Citons aussi l'excellent film de Patrick Lussier (qui s'est amélioré depuis Dracula 2001), Helldriver (2011) dans lequel un Nicolas Cage plus badass que jamais s'échappe des Enfers pour jouer les justiciers façon The Crow et tuer le sataniste Johnas King ( qui boit du sang et aux ongles longs lui aussi !) qui a décidé de ramener l'Enfer sur Terre, justement en Louisiane...
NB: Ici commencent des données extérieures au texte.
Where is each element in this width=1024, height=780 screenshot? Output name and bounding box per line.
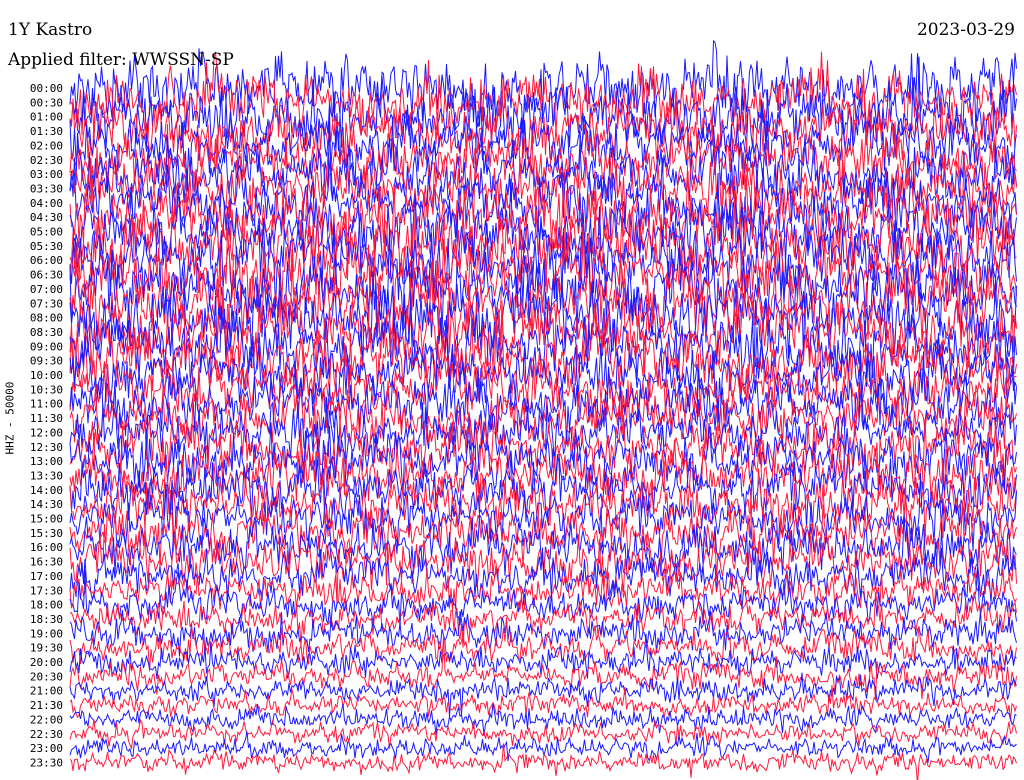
time-label: 10:00: [30, 369, 63, 382]
time-label: 23:00: [30, 742, 63, 755]
time-label: 17:30: [30, 584, 63, 597]
time-label: 05:00: [30, 226, 63, 239]
time-label: 15:00: [30, 513, 63, 526]
time-label: 11:30: [30, 412, 63, 425]
time-label: 01:30: [30, 125, 63, 138]
time-label: 04:30: [30, 211, 63, 224]
time-label: 13:30: [30, 469, 63, 482]
time-label: 23:30: [30, 756, 63, 769]
time-label: 08:00: [30, 312, 63, 325]
trace-row-2230: [69, 718, 1017, 750]
time-label: 21:30: [30, 699, 63, 712]
time-label: 09:30: [30, 355, 63, 368]
channel-axis-label: HHZ - 50000: [3, 381, 17, 455]
time-label: 01:00: [30, 111, 63, 124]
time-label: 07:30: [30, 297, 63, 310]
station-title: 1Y Kastro: [8, 20, 93, 40]
time-label: 00:30: [30, 96, 63, 109]
time-label: 13:00: [30, 455, 63, 468]
time-label: 16:30: [30, 556, 63, 569]
time-label: 03:00: [30, 168, 63, 181]
time-label: 15:30: [30, 527, 63, 540]
time-label: 04:00: [30, 197, 63, 210]
time-label: 00:00: [30, 82, 63, 95]
time-label: 11:00: [30, 398, 63, 411]
date-label: 2023-03-29: [916, 20, 1015, 40]
time-label: 17:00: [30, 570, 63, 583]
time-label: 12:00: [30, 426, 63, 439]
time-label: 06:00: [30, 254, 63, 267]
time-label: 22:30: [30, 728, 63, 741]
time-label: 07:00: [30, 283, 63, 296]
trace-row-2330: [69, 743, 1017, 780]
time-labels: 00:0000:30 01:0001:3002:00 02:3003:0003:30…: [30, 82, 63, 769]
time-label: 20:30: [30, 670, 63, 683]
time-label: 05:30: [30, 240, 63, 253]
time-label: 10:30: [30, 383, 63, 396]
time-label: 02:30: [30, 154, 63, 167]
time-label: 18:00: [30, 599, 63, 612]
trace-row-2200: [69, 703, 1017, 736]
time-label: 19:00: [30, 627, 63, 640]
time-label: 03:30: [30, 182, 63, 195]
time-label: 09:00: [30, 340, 63, 353]
time-label: 16:00: [30, 541, 63, 554]
time-label: 02:00: [30, 139, 63, 152]
seismic-traces: [69, 39, 1017, 780]
time-label: 20:00: [30, 656, 63, 669]
filter-label: Applied filter: WWSSN-SP: [8, 50, 234, 70]
time-label: 08:30: [30, 326, 63, 339]
time-label: 22:00: [30, 713, 63, 726]
time-label: 14:30: [30, 498, 63, 511]
time-label: 14:00: [30, 484, 63, 497]
time-label: 12:30: [30, 441, 63, 454]
time-label: 06:30: [30, 269, 63, 282]
time-label: 21:00: [30, 685, 63, 698]
time-label: 19:30: [30, 642, 63, 655]
helicorder-plot: 00:0000:30 01:0001:3002:00 02:3003:0003:30…: [30, 39, 1017, 780]
time-label: 18:30: [30, 613, 63, 626]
Dracula, chez Stocker, s'apparente à l'AntéChrist, en ce sens où il est le contraire absolu du bien et recule devant les signes religieux, il est donc normal que ses descendants soient là où le Diable sera le mieux accueilli, ne devenant qu'une figure maléfique de plus dans le panthéon des loas vaudoux. Pour exister à la Nouvelle-Orléans, les morts n'ont d'ailleurs pas besoin que les mambos les ressuscitent : la ville étant située au-dessous du niveau de la mer, le sol est si marécageux qu'on trouve de l'eau dès qu'on creuse un peu. Jusqu'en 1840, la Nouvelle-Orléans fut connue à travers les Etats-Unis comme la "Wet Grave", la tombe trempée, à cause des difficultés à enterrer les cadavres . Un voyageur anglais rapporte en 1932 que : "On faisait couler les cercueils en perçant des trous dedans, et deux hommes noirs se tenaient dessus jusqu'à ce qu'il se remplisse d'eau et qu'il atteigne le fond de la tombe humide."
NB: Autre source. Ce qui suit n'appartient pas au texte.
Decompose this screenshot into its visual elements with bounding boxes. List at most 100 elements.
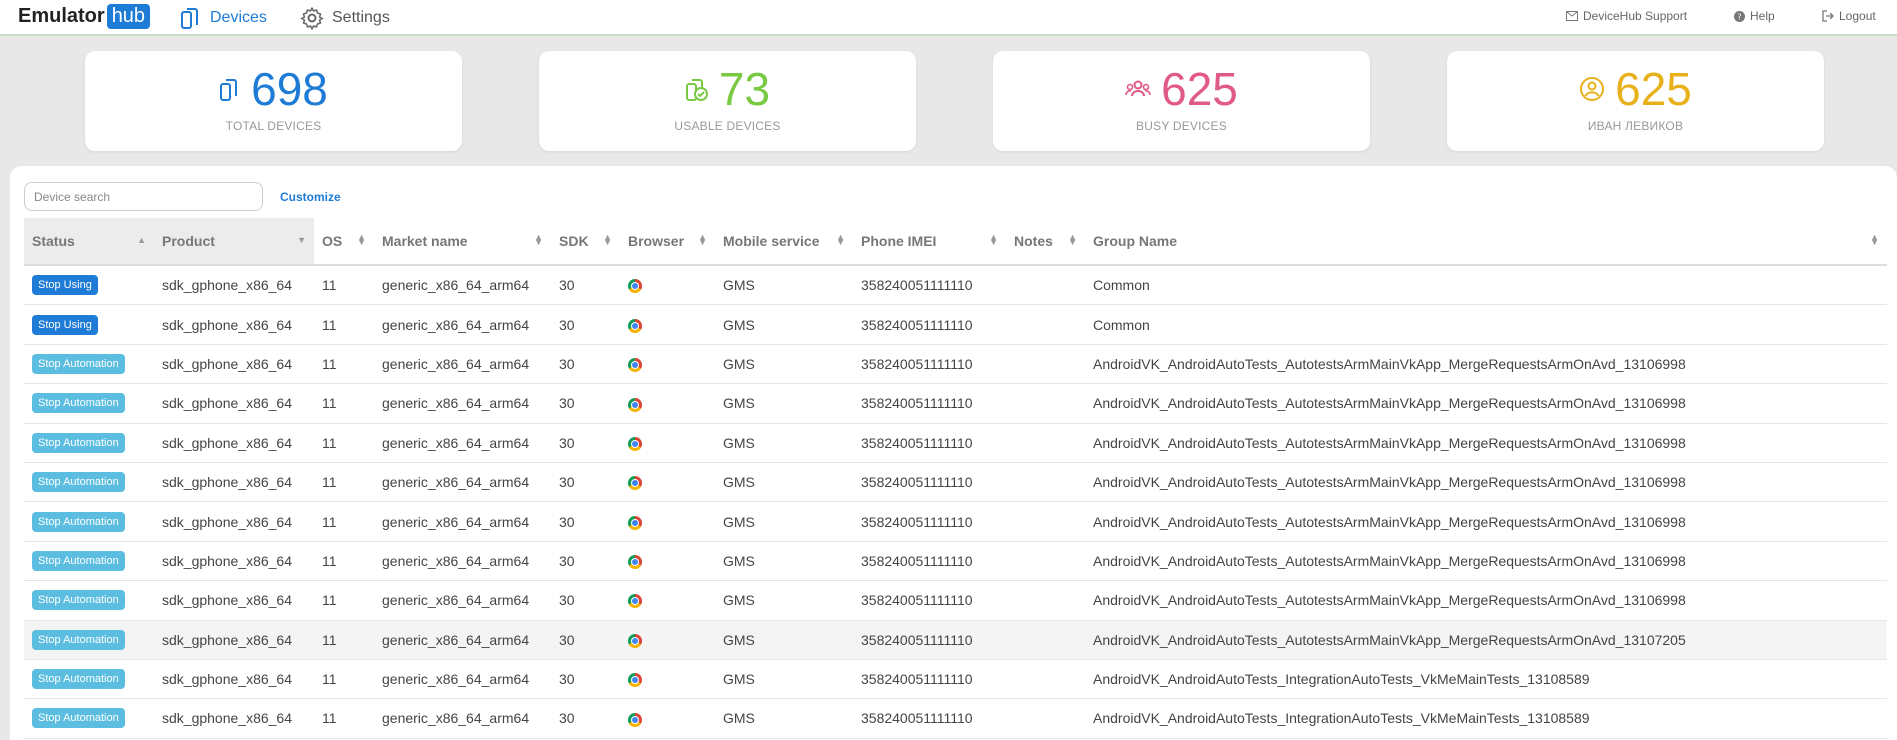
cell-os: 11 [314, 541, 374, 582]
cell-browser [620, 462, 715, 503]
cell-phone-imei: 358240051111110 [853, 344, 1006, 385]
cell-sdk: 30 [551, 423, 620, 463]
brand-logo[interactable]: Emulator hub [18, 4, 151, 29]
column-header-group-name[interactable]: Group Name ▲ ▼ [1085, 218, 1887, 266]
cell-notes [1006, 304, 1085, 345]
column-header-os[interactable]: OS ▲ ▼ [314, 218, 374, 266]
mail-icon [1566, 11, 1578, 21]
support-link[interactable]: DeviceHub Support [1566, 9, 1687, 23]
stop-automation-button[interactable]: Stop Automation [32, 472, 125, 493]
cell-phone-imei: 358240051111110 [853, 265, 1006, 306]
cell-sdk: 30 [551, 698, 620, 739]
stat-card-total: 698 TOTAL DEVICES [85, 51, 462, 151]
cell-status: Stop Automation [24, 659, 154, 700]
cell-phone-imei: 358240051111110 [853, 501, 1006, 542]
cell-sdk: 30 [551, 501, 620, 542]
nav-settings[interactable]: Settings [300, 6, 390, 30]
stat-label: TOTAL DEVICES [225, 119, 322, 133]
stop-automation-button[interactable]: Stop Automation [32, 550, 125, 571]
cell-mobile-service: GMS [715, 265, 853, 306]
cell-mobile-service: GMS [715, 462, 853, 503]
table-row[interactable]: Stop Automation sdk_gphone_x86_64 11 generi… [24, 659, 1887, 700]
column-header-market-name[interactable]: Market name ▲ ▼ [374, 218, 551, 266]
table-row[interactable]: Stop Automation sdk_gphone_x86_64 11 generi… [24, 580, 1887, 621]
cell-sdk: 30 [551, 580, 620, 621]
column-header-product[interactable]: Product ▼ [154, 218, 314, 266]
table-row[interactable]: Stop Automation sdk_gphone_x86_64 11 generi… [24, 423, 1887, 463]
cell-product: sdk_gphone_x86_64 [154, 698, 314, 739]
table-row[interactable]: Stop Automation sdk_gphone_x86_64 11 generi… [24, 620, 1887, 660]
cell-phone-imei: 358240051111110 [853, 580, 1006, 621]
stop-automation-button[interactable]: Stop Automation [32, 708, 125, 729]
table-row[interactable]: Stop Automation sdk_gphone_x86_64 11 generi… [24, 462, 1887, 503]
cell-os: 11 [314, 580, 374, 621]
stop-automation-button[interactable]: Stop Automation [32, 511, 125, 532]
cell-group-name: AndroidVK_AndroidAutoTests_AutotestsArmM… [1085, 383, 1887, 424]
stop-automation-button[interactable]: Stop Automation [32, 393, 125, 414]
column-header-sdk[interactable]: SDK ▲ ▼ [551, 218, 620, 266]
table-row[interactable]: Stop Automation sdk_gphone_x86_64 11 generi… [24, 698, 1887, 739]
stop-automation-button[interactable]: Stop Automation [32, 432, 125, 453]
cell-product: sdk_gphone_x86_64 [154, 659, 314, 700]
cell-status: Stop Automation [24, 462, 154, 503]
column-header-mobile-service[interactable]: Mobile service ▲ ▼ [715, 218, 853, 266]
cell-phone-imei: 358240051111110 [853, 659, 1006, 700]
table-header-row: Status ▲ Product ▼ OS ▲ ▼ Market name ▲ ▼ SDK ▲… [24, 218, 1887, 266]
stat-value: 625 [1161, 63, 1238, 115]
cell-phone-imei: 358240051111110 [853, 462, 1006, 503]
cell-group-name: AndroidVK_AndroidAutoTests_AutotestsArmM… [1085, 423, 1887, 463]
cell-browser [620, 541, 715, 582]
cell-group-name: AndroidVK_AndroidAutoTests_AutotestsArmM… [1085, 580, 1887, 621]
cell-market-name: generic_x86_64_arm64 [374, 383, 551, 424]
stop-automation-button[interactable]: Stop Automation [32, 353, 125, 374]
chrome-icon [628, 397, 642, 412]
cell-os: 11 [314, 462, 374, 503]
customize-link[interactable]: Customize [280, 190, 341, 204]
column-header-status[interactable]: Status ▲ [24, 218, 154, 266]
cell-status: Stop Automation [24, 383, 154, 424]
cell-group-name: AndroidVK_AndroidAutoTests_IntegrationAu… [1085, 659, 1887, 700]
cell-phone-imei: 358240051111110 [853, 541, 1006, 582]
cell-product: sdk_gphone_x86_64 [154, 620, 314, 660]
table-row[interactable]: Stop Automation sdk_gphone_x86_64 11 generi… [24, 541, 1887, 582]
cell-product: sdk_gphone_x86_64 [154, 383, 314, 424]
cell-mobile-service: GMS [715, 620, 853, 660]
gear-icon [300, 7, 324, 30]
table-row[interactable]: Stop Using sdk_gphone_x86_64 11 generic_x86… [24, 304, 1887, 345]
support-label: DeviceHub Support [1583, 9, 1688, 23]
cell-mobile-service: GMS [715, 304, 853, 345]
table-row[interactable]: Stop Automation sdk_gphone_x86_64 11 generi… [24, 383, 1887, 424]
column-header-notes[interactable]: Notes ▲ ▼ [1006, 218, 1085, 266]
chrome-icon [628, 633, 642, 648]
cell-browser [620, 423, 715, 463]
device-search-input[interactable] [24, 182, 263, 211]
cell-phone-imei: 358240051111110 [853, 620, 1006, 660]
cell-notes [1006, 501, 1085, 542]
logout-link[interactable]: Logout [1822, 9, 1876, 23]
cell-mobile-service: GMS [715, 580, 853, 621]
stop-automation-button[interactable]: Stop Automation [32, 669, 125, 690]
help-link[interactable]: ? Help [1734, 9, 1775, 23]
cell-status: Stop Using [24, 265, 154, 306]
stop-using-button[interactable]: Stop Using [32, 314, 98, 335]
chrome-icon [628, 673, 642, 688]
cell-group-name: AndroidVK_AndroidAutoTests_IntegrationAu… [1085, 698, 1887, 739]
stop-using-button[interactable]: Stop Using [32, 275, 98, 296]
stat-card-usable: 73 USABLE DEVICES [539, 51, 916, 151]
table-row[interactable]: Stop Using sdk_gphone_x86_64 11 generic_x86… [24, 265, 1887, 306]
cell-product: sdk_gphone_x86_64 [154, 423, 314, 463]
cell-notes [1006, 698, 1085, 739]
cell-phone-imei: 358240051111110 [853, 423, 1006, 463]
table-row[interactable]: Stop Automation sdk_gphone_x86_64 11 generi… [24, 501, 1887, 542]
table-row[interactable]: Stop Automation sdk_gphone_x86_64 11 generi… [24, 344, 1887, 385]
cell-sdk: 30 [551, 659, 620, 700]
cell-phone-imei: 358240051111110 [853, 698, 1006, 739]
stop-automation-button[interactable]: Stop Automation [32, 629, 125, 650]
nav-devices[interactable]: Devices [180, 6, 267, 30]
column-header-browser[interactable]: Browser ▲ ▼ [620, 218, 715, 266]
sort-desc-icon: ▼ [297, 235, 306, 245]
stop-automation-button[interactable]: Stop Automation [32, 590, 125, 611]
cell-phone-imei: 358240051111110 [853, 304, 1006, 345]
column-header-phone-imei[interactable]: Phone IMEI ▲ ▼ [853, 218, 1006, 266]
stat-card-busy: 625 BUSY DEVICES [993, 51, 1370, 151]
Les morts ne pouvaient donc pas se décomposer en paix, à l'abri des regards, les nappes d'eau les remontaient à la surface, et les cimetières n'étaient que des charniers nauséabonds, donc l'odeur horrible, les jours de vent, se répandait sur la ville, rappelant à tous la présence de la mort. Pour pallier à ce sol spongieux, on érige donc des tombeaux de ciment en surface. Ainsi, le cimetière Saint-Louis possède une ambiance très particulière, et les morts sont plus proches des vivants, puisque à leur hauteur, et non plus six pieds sous terre.
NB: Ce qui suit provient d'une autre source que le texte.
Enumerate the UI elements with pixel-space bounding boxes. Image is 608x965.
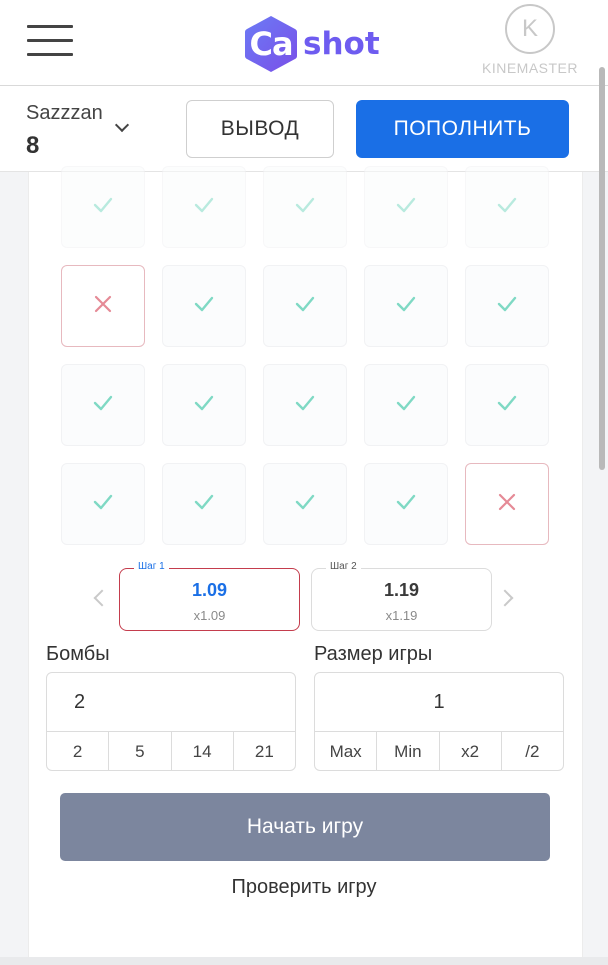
- step-multiplier: x1.19: [385, 608, 418, 623]
- check-icon: [90, 489, 116, 520]
- game-size-option-half[interactable]: /2: [500, 732, 563, 770]
- check-icon: [494, 192, 520, 223]
- game-size-option-max[interactable]: Max: [315, 732, 376, 770]
- game-size-options: Max Min x2 /2: [315, 731, 563, 770]
- mine-cell-safe[interactable]: [162, 166, 246, 248]
- mine-cell-safe[interactable]: [61, 166, 145, 248]
- logo-text: shot: [303, 26, 380, 62]
- kinemaster-logo-icon: K: [505, 4, 555, 54]
- bombs-control: 2 2 5 14 21: [46, 672, 296, 771]
- username[interactable]: Sazzzan: [26, 102, 103, 125]
- mine-cell-safe[interactable]: [162, 463, 246, 545]
- mine-cell-safe[interactable]: [364, 463, 448, 545]
- account-bar: Sazzzan 8 ВЫВОД ПОПОЛНИТЬ: [0, 86, 608, 172]
- deposit-button[interactable]: ПОПОЛНИТЬ: [356, 100, 569, 158]
- check-icon: [393, 192, 419, 223]
- game-size-option-min[interactable]: Min: [376, 732, 438, 770]
- watermark-text: KINEMASTER: [481, 60, 578, 76]
- cross-icon: [90, 291, 116, 322]
- mine-cell-safe[interactable]: [61, 463, 145, 545]
- mine-cell-safe[interactable]: [465, 364, 549, 446]
- cross-icon: [494, 489, 520, 520]
- bombs-option[interactable]: 5: [108, 732, 170, 770]
- step-card-1[interactable]: Шаг 1 1.09 x1.09: [119, 561, 300, 631]
- cashot-logo[interactable]: Ca shot: [243, 14, 380, 74]
- step-value: 1.09: [191, 580, 228, 600]
- mines-grid: [61, 166, 551, 568]
- check-icon: [292, 192, 318, 223]
- check-icon: [90, 192, 116, 223]
- bombs-options: 2 5 14 21: [47, 731, 295, 770]
- start-game-button[interactable]: Начать игру: [60, 793, 550, 861]
- withdraw-button[interactable]: ВЫВОД: [186, 100, 334, 158]
- step-multiplier: x1.09: [193, 608, 226, 623]
- check-icon: [292, 489, 318, 520]
- bombs-label: Бомбы: [46, 643, 110, 665]
- check-icon: [90, 390, 116, 421]
- top-header: Ca shot K KINEMASTER: [0, 0, 608, 86]
- mine-cell-safe[interactable]: [364, 265, 448, 347]
- scrollbar[interactable]: [599, 67, 605, 470]
- mine-cell-safe[interactable]: [364, 166, 448, 248]
- mine-cell-safe[interactable]: [364, 364, 448, 446]
- step-label: Шаг 1: [134, 561, 169, 572]
- game-size-option-double[interactable]: x2: [438, 732, 501, 770]
- step-label: Шаг 2: [326, 561, 361, 572]
- bottom-edge: [0, 957, 608, 965]
- mine-cell-safe[interactable]: [263, 364, 347, 446]
- check-icon: [191, 291, 217, 322]
- check-icon: [191, 489, 217, 520]
- mine-cell-bomb[interactable]: [61, 265, 145, 347]
- menu-icon[interactable]: [27, 22, 73, 60]
- bombs-option[interactable]: 21: [232, 732, 295, 770]
- mine-cell-safe[interactable]: [263, 265, 347, 347]
- check-icon: [494, 390, 520, 421]
- mine-cell-safe[interactable]: [263, 463, 347, 545]
- step-card-2[interactable]: Шаг 2 1.19 x1.19: [311, 561, 492, 631]
- balance: 8: [26, 132, 40, 159]
- logo-hex-icon: Ca: [243, 14, 299, 74]
- check-icon: [393, 390, 419, 421]
- bombs-option[interactable]: 14: [170, 732, 233, 770]
- check-icon: [292, 291, 318, 322]
- mine-cell-safe[interactable]: [162, 265, 246, 347]
- game-size-control: 1 Max Min x2 /2: [314, 672, 564, 771]
- bombs-option[interactable]: 2: [47, 732, 108, 770]
- check-icon: [191, 390, 217, 421]
- check-icon: [393, 489, 419, 520]
- mine-cell-bomb[interactable]: [465, 463, 549, 545]
- check-icon: [393, 291, 419, 322]
- check-icon: [191, 192, 217, 223]
- step-value: 1.19: [383, 580, 420, 600]
- kinemaster-watermark: K KINEMASTER: [480, 4, 580, 82]
- game-size-input[interactable]: 1: [315, 673, 563, 731]
- chevron-down-icon[interactable]: [114, 117, 130, 133]
- mine-cell-safe[interactable]: [263, 166, 347, 248]
- game-size-label: Размер игры: [314, 643, 433, 665]
- mine-cell-safe[interactable]: [61, 364, 145, 446]
- mine-cell-safe[interactable]: [465, 265, 549, 347]
- mine-cell-safe[interactable]: [162, 364, 246, 446]
- check-game-link[interactable]: Проверить игру: [0, 876, 608, 899]
- mine-cell-safe[interactable]: [465, 166, 549, 248]
- check-icon: [494, 291, 520, 322]
- bombs-input[interactable]: 2: [47, 673, 295, 731]
- logo-mark-text: Ca: [249, 25, 293, 63]
- check-icon: [292, 390, 318, 421]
Une autre explication de l'engouement du vampire pour la Nouvelle-Orléans serait sa relation privilégiée à l'ancien continent, par les noms français de ses rues, ses bâtiments anciens de style français ou espagnol, exotiques pour les Américains et porteurs d'Histoire ; c'est donc la région la plus susceptible d'accueillir le vampire, d'origine européenne :
"Une ville remarquable ne serait-ce que parce que tous les hommes et toutes les femmes qui y passèrent un moment de leur vie laissèrent derrière eux quelque monument, quelque structure de marbre, de brique ou de pierre qui demeurent toujours. Si bien que, même lorsque disparurent les réverbères à gaz, lorsque vinrent les avions et que les immeubles de bureaux se mirent à envahir Canal Street, il subsista une parcelle irréductible de beauté et de romantisme ; peut-être pas dans chaque rue, mais dans tant de lieux que le paysage de la ville est pour moi à jamais celui d'antan, et que lorsque je me promène maintenant sous la lumière des étoiles, dans les rues du quartier français ou du Garden District, je suis de nouveau dans ce temps d'autrefois.(...) C'est la même lune d'autrefois qui se lève sur la Nouvelle-Orléans. Aussi longtemps que subsisterons ces témoignages du temps passé, ce sera la même lune." raconte Louis au journaliste dans Entretien avec un vampire. "J'ai pensé que le concept glamour et tragique du vampire envahi par le remord était parfait en Louisiane (...) rapport à l'ambiance et à la décadence européene, la beauté hors du temps de la ville, la préservation des mystères du Vieux-Monde dans l'architecture et l'atmosphère" confie Anne Rice, lors de notre correspondance.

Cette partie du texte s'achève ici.